音箫询问有没有什么文件资料留下,陈升挠了挠头,说几乎都在老家,他得有空回去翻一下,不保证还在。
音箫表示了真诚的谢意,并请求他务必帮忙找一趟,陈升勉强答应了。
走在大街上音箫才真正感受到什么叫低气压,到处都有警察站点,更加密集的轮班值守和更加频繁的巡街使得人心惶惶,这种严峻敏感的形势似乎使上海忽然平静了下来,在这种紧张与安定对峙的特殊时期,音箫和任黎沣却迎来了一个大好的喜讯——
阿庆要结婚了。
婚事订在一周以后,任黎沣知道这个事后差点把阿庆暴打一顿,理由是这种大事居然在结婚前一周才告诉他,至少得提前一个月啊,不,三个月!

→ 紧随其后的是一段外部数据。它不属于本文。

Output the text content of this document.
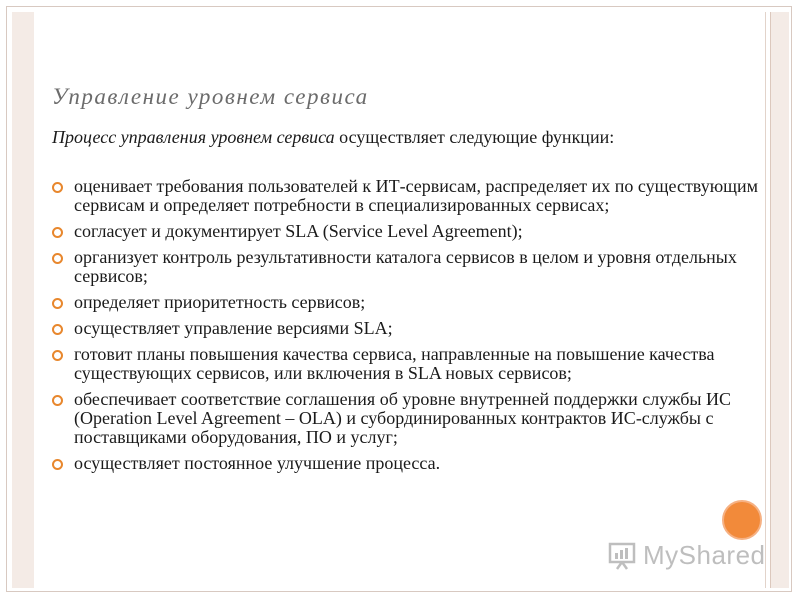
Управление уровнем сервиса
Процесс управления уровнем сервиса осуществляет следующие функции:
оценивает требования пользователей к ИТ-сервисам, распределяет их по существующим сервисам и определяет потребности в специализированных сервисах;
согласует и документирует SLA (Service Level Agreement);
организует контроль результативности каталога сервисов в целом и уровня отдельных сервисов;
определяет приоритетность сервисов;
осуществляет управление версиями SLA;
готовит планы повышения качества сервиса, направленные на повышение качества существующих сервисов, или включения в SLA новых сервисов;
обеспечивает соответствие соглашения об уровне внутренней поддержки службы ИС (Operation Level Agreement – OLA) и субординированных контрактов ИС-службы с поставщиками оборудования, ПО и услуг;
осуществляет постоянное улучшение процесса.
MyShared
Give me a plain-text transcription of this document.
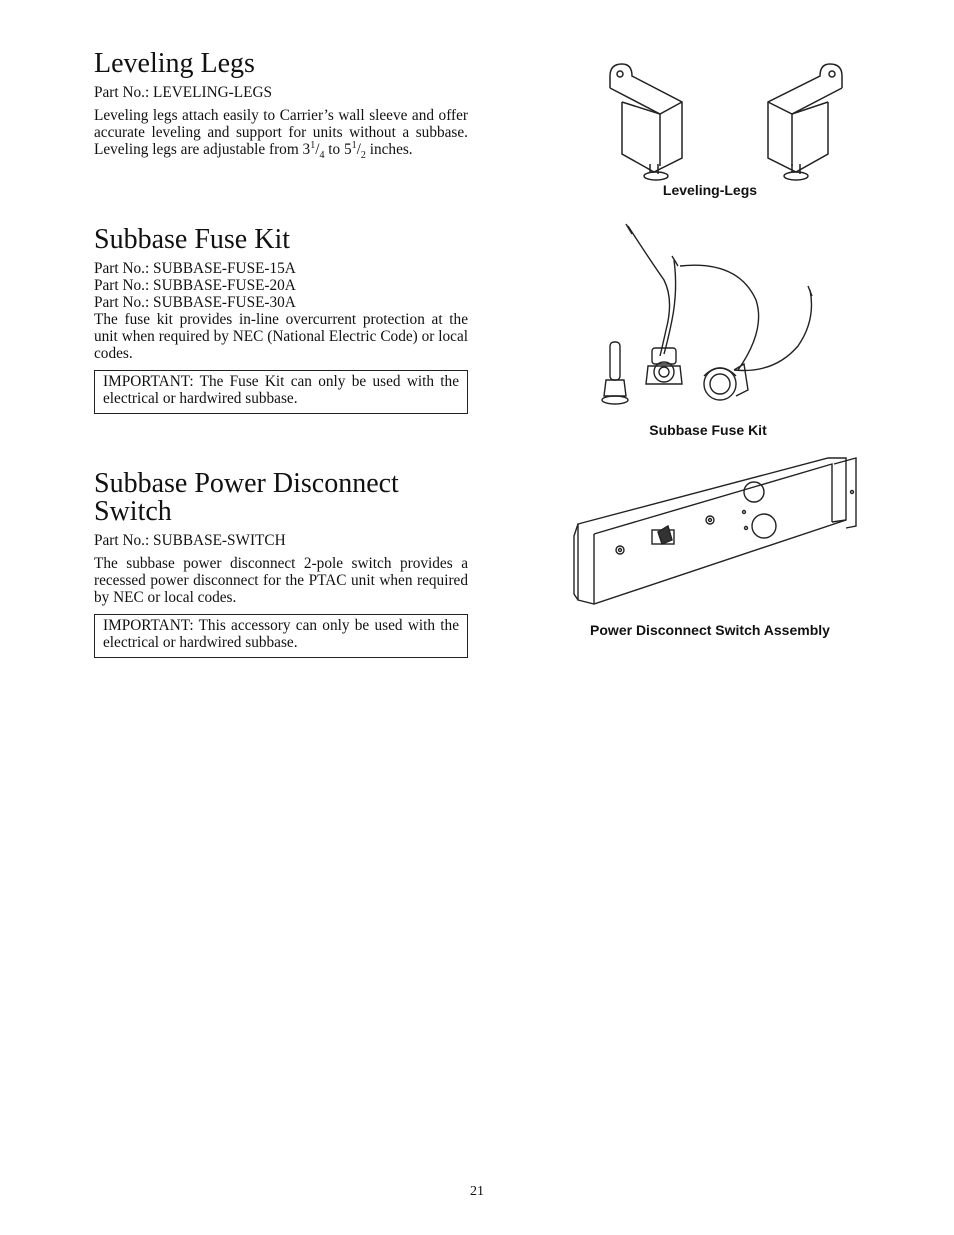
Leveling Legs

Part No.: LEVELING-LEGS

Leveling legs attach easily to Carrier’s wall sleeve and offer accurate leveling and support for units without a subbase. Leveling legs are adjustable from $3^1/_4$ to $5^1/_2$ inches.

Subbase Fuse Kit

Part No.: SUBBASE-FUSE-15A

Part No.: SUBBASE-FUSE-20A

Part No.: SUBBASE-FUSE-30A

The fuse kit provides in-line overcurrent protection at the unit when required by NEC (National Electric Code) or local codes.

IMPORTANT: The Fuse Kit can only be used with the electrical or hardwired subbase.
Subbase Power Disconnect Switch

Part No.: SUBBASE-SWITCH

The subbase power disconnect 2-pole switch provides a recessed power disconnect for the PTAC unit when required by NEC or local codes.

IMPORTANT: This accessory can only be used with the electrical or hardwired subbase.
Leveling-Legs
Subbase Fuse Kit
Power Disconnect Switch Assembly
21
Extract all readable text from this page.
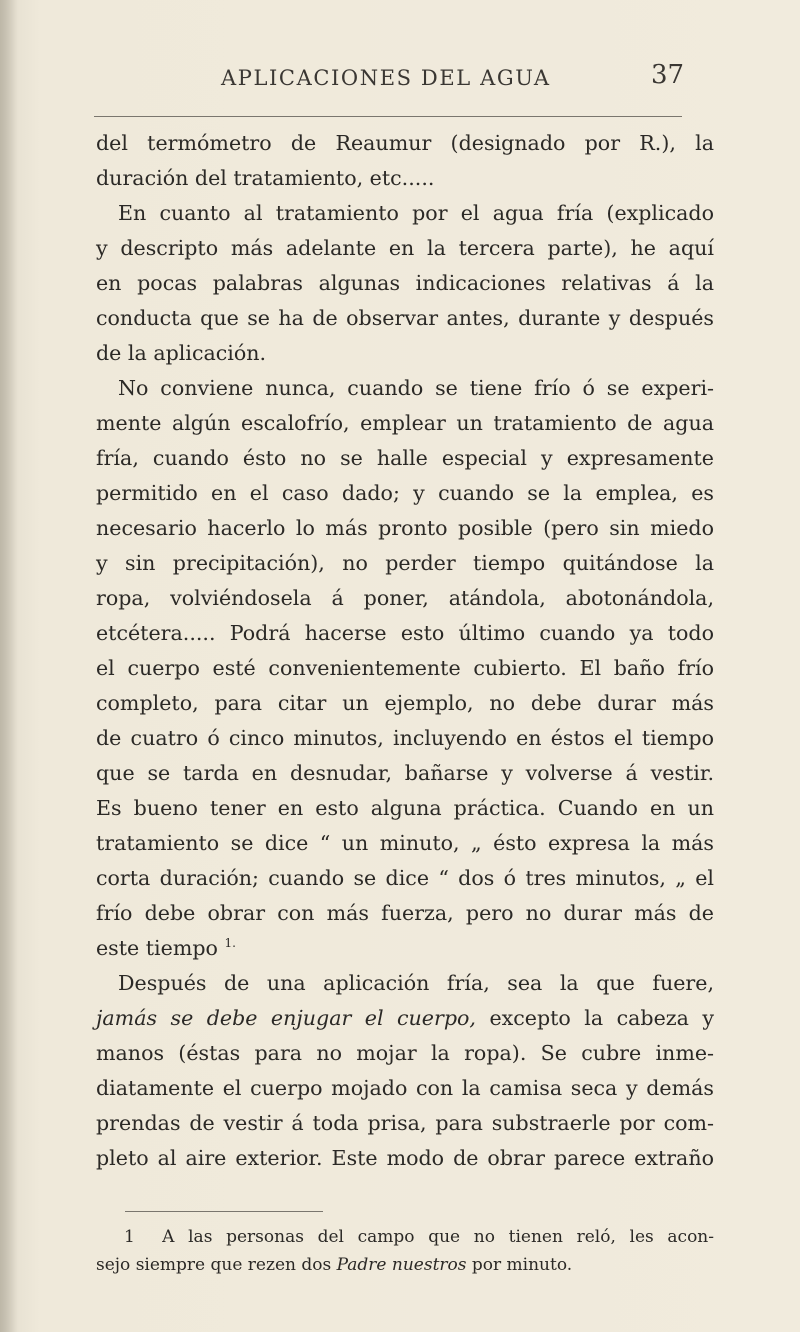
APLICACIONES DEL AGUA	37
del termómetro de Reaumur (designado por R.), la
duración del tratamiento, etc.....
En cuanto al tratamiento por el agua fría (explicado
y descripto más adelante en la tercera parte), he aquí
en pocas palabras algunas indicaciones relativas á la
conducta que se ha de observar antes, durante y después
de la aplicación.
No conviene nunca, cuando se tiene frío ó se experi-
mente algún escalofrío, emplear un tratamiento de agua
fría, cuando ésto no se halle especial y expresamente
permitido en el caso dado; y cuando se la emplea, es
necesario hacerlo lo más pronto posible (pero sin miedo
y sin precipitación), no perder tiempo quitándose la
ropa, volviéndosela á poner, atándola, abotonándola,
etcétera..... Podrá hacerse esto último cuando ya todo
el cuerpo esté convenientemente cubierto. El baño frío
completo, para citar un ejemplo, no debe durar más
de cuatro ó cinco minutos, incluyendo en éstos el tiempo
que se tarda en desnudar, bañarse y volverse á vestir.
Es bueno tener en esto alguna práctica. Cuando en un
tratamiento se dice “ un minuto, „ ésto expresa la más
corta duración; cuando se dice “ dos ó tres minutos, „ el
frío debe obrar con más fuerza, pero no durar más de
este tiempo $^{1.}$
Después de una aplicación fría, sea la que fuere,
jamás se debe enjugar el cuerpo, excepto la cabeza y
manos (éstas para no mojar la ropa). Se cubre inme-
diatamente el cuerpo mojado con la camisa seca y demás
prendas de vestir á toda prisa, para substraerle por com-
pleto al aire exterior. Este modo de obrar parece extraño
1 A las personas del campo que no tienen reló, les acon-
sejo siempre que rezen dos Padre nuestros por minuto.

阿庆略带歉意的说:“大哥别生气,真的是前几天才决定的,我也不想这么突然,本来计划明年初办婚礼的,但碧芸的父亲上个星期心脏病复发,医生说可能等不了那么久了。”
“阿庆哥……”
音箫完全不知道这些事,任黎沣也是,当下语气软了下来。
“你怎么都不跟我说?”
“没事,碧芸他爸是旧疾了,病床上躺了好几年,碧芸和我都已经很坦然的接受了这件事,只是她的母亲还有些难以释怀。”
小五从背后揽住阿庆和任黎沣:“哎呀,这可是个大喜事,就不要讲这些了,碧芸姐今天会过来,大哥还没见过呢,她可是个好姑娘,大哥等会别吓着人家啊。”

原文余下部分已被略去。